Ummm... but they're out of business, right? Remind me not to be successful.
(from a former bus boy who always got his fair share from the waitress' he worked with)


In my experience the food was overpriced and the quality of service was much worse than comparable restaurants in the area. I think no tipping is a promising idea. The Linkery's execution was pretty poor and the owner's account is, considered in the best light, inconsistent with what the rest of us experienced as customers.

Bob Lablaw

I tried it a couple of times and agree. Service was poor even on the slowest day and the food was good at best. I liked the idea and wanted to give it a try but the food wasn't worth returning for.

To the non-San Diegans voicing in, they really failed due to stronger competition popping up in the area. The neighborhood they were in really bloomed over the last couple of years and I can't think of the last time I heard anyone even mention The Linkery even though they are in an area where people now go to go out. Freakonomics aren't necessary to tease apart their downfall, normal economics will suffice.

If anything can be learned from their experiment, it's that a great philosophy can't replace a good customer experience and that pineapple mustard is far superior to honey mustard for your sweet mustard needs.


The tipping = service model is so successful in the United Sates that the rest of the world is rushing to emulate the same wage/price structure (not).


To be fair, I've more often gotten slow, rude and unprofessional service in Europe than in the US. Specifically norther Europe I guess. Norway and Holland for example. Is it because of no tips? I don't know, maybe it's a cultural thing. I saw amazing service in China and Iceland though, where there is no or little expectation of a tip


Tipping should just be eliminated altogether. It doesn't serve any useful purpose. End laws on wage differentials and ban tipping. All it does is push people to eat fast food where they don't have to worry about tipping.

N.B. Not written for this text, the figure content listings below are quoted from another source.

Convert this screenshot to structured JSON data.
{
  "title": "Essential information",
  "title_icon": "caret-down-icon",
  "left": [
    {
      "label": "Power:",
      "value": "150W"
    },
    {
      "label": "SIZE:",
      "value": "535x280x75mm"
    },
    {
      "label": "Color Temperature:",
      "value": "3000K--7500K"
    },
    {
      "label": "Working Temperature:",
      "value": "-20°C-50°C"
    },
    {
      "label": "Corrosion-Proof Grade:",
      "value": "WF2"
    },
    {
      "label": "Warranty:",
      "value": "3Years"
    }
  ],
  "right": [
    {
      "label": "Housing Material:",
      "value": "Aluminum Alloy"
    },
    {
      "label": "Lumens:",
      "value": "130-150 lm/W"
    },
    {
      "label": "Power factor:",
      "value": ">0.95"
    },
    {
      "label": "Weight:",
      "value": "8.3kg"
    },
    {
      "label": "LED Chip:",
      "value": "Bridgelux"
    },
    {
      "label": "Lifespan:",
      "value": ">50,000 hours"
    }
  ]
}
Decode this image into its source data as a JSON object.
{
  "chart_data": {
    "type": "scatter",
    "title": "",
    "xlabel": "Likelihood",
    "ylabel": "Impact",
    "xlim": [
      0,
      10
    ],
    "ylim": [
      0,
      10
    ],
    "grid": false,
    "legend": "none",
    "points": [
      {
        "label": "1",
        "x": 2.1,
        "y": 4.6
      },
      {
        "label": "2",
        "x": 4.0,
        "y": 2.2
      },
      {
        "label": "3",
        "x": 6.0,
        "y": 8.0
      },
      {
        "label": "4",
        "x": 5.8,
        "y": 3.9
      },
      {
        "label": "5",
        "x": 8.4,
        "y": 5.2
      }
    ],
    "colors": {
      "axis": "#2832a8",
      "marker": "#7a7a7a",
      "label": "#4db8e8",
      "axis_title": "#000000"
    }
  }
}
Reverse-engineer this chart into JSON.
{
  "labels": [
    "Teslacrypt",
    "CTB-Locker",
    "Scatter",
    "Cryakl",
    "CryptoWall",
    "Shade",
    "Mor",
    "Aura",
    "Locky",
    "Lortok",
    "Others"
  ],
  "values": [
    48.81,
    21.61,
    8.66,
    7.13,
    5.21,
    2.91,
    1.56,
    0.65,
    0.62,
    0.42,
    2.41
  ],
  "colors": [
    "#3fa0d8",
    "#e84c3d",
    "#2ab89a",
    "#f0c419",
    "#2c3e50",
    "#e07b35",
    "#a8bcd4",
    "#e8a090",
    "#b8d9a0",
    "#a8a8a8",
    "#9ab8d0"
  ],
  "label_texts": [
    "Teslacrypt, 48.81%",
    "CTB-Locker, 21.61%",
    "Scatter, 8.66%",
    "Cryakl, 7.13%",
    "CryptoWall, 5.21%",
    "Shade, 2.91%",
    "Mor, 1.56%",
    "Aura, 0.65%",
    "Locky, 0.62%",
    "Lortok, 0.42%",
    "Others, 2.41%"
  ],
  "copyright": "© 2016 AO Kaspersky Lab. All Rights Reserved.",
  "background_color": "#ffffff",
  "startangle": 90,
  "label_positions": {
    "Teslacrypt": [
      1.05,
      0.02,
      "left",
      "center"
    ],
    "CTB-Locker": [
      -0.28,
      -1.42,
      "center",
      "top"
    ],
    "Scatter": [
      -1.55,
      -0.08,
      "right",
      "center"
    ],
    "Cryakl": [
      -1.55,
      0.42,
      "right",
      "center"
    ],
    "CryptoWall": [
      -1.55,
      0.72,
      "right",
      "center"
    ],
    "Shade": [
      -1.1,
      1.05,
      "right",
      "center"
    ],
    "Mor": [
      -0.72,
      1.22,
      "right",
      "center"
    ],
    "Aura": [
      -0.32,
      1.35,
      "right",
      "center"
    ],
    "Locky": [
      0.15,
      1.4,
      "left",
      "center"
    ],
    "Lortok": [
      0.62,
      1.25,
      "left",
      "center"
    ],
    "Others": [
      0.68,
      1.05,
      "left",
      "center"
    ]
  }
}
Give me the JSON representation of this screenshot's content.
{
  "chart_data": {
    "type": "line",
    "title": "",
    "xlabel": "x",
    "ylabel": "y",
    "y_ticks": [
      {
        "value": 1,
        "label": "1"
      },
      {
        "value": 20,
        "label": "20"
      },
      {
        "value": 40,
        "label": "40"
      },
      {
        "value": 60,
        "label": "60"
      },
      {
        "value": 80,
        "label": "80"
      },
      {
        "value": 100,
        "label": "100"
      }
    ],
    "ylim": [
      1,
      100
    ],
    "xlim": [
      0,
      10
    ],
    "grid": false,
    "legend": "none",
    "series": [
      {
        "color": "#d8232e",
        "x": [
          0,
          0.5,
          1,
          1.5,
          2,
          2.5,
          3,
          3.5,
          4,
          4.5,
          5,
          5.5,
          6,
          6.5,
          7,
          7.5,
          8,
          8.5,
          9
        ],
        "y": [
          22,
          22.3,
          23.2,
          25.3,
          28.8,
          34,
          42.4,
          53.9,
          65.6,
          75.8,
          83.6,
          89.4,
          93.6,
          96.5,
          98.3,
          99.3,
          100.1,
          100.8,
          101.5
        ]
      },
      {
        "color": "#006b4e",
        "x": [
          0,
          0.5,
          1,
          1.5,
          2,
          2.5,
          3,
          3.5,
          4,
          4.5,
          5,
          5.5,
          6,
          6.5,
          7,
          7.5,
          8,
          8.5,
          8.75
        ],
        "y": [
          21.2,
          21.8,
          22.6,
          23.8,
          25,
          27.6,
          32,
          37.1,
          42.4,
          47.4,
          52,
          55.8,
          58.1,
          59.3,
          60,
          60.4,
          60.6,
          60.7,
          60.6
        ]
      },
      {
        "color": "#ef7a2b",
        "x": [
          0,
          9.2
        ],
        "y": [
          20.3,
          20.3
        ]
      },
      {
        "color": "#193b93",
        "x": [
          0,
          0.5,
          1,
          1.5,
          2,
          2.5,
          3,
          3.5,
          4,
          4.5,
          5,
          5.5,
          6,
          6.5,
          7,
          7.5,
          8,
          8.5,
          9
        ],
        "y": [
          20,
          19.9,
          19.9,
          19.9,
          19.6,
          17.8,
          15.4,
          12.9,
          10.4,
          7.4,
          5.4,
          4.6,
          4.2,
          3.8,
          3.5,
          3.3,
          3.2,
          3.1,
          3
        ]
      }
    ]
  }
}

My first three jobs were as a server and then again in college and grad school.
I didn't mind working for tips. In nicer or more popular restaurants were alcohol is served, wait staff can make a lot of money. Standard pay or min wage may be a good idea at IHOP, but not everywhere. We are not Japan. The ees will only be as good as mgmt adheres to company systems and controls. I for one do not want the same service I get from McDonalds when I go to a nice restaurant. I have gotten stiffed on a check before and it sucks, but the next table usually makes up for it. The better you are, the better your shifts, the better your money.


Did you listen to the pod? The "better" your race, age, and breast size, the better your money.

John Glenn

If you tip based on your overall experience instead of just "service", then it makes sense to leave more tip for beauty. TBH, I do tip beautiful waitresses (and even waiters) more, but only if the service was good. On the other hand, I also give a much a better tip to waitresses who went out of their way to give good service.


I like it. I think more restaurants should consider this. The pay difference is a great result of switching to no tips. Employees have a more predictable salary, have less to worry about when it comes to money, can work to get a raise, and I believe this leads to more productive servers and the "experiment" shows it leads to better service. I always wondered why restaurants could get away with terrible wages and use tips to try and make up the difference. Now I wonder why restaurants allowed themselves to get into this hole.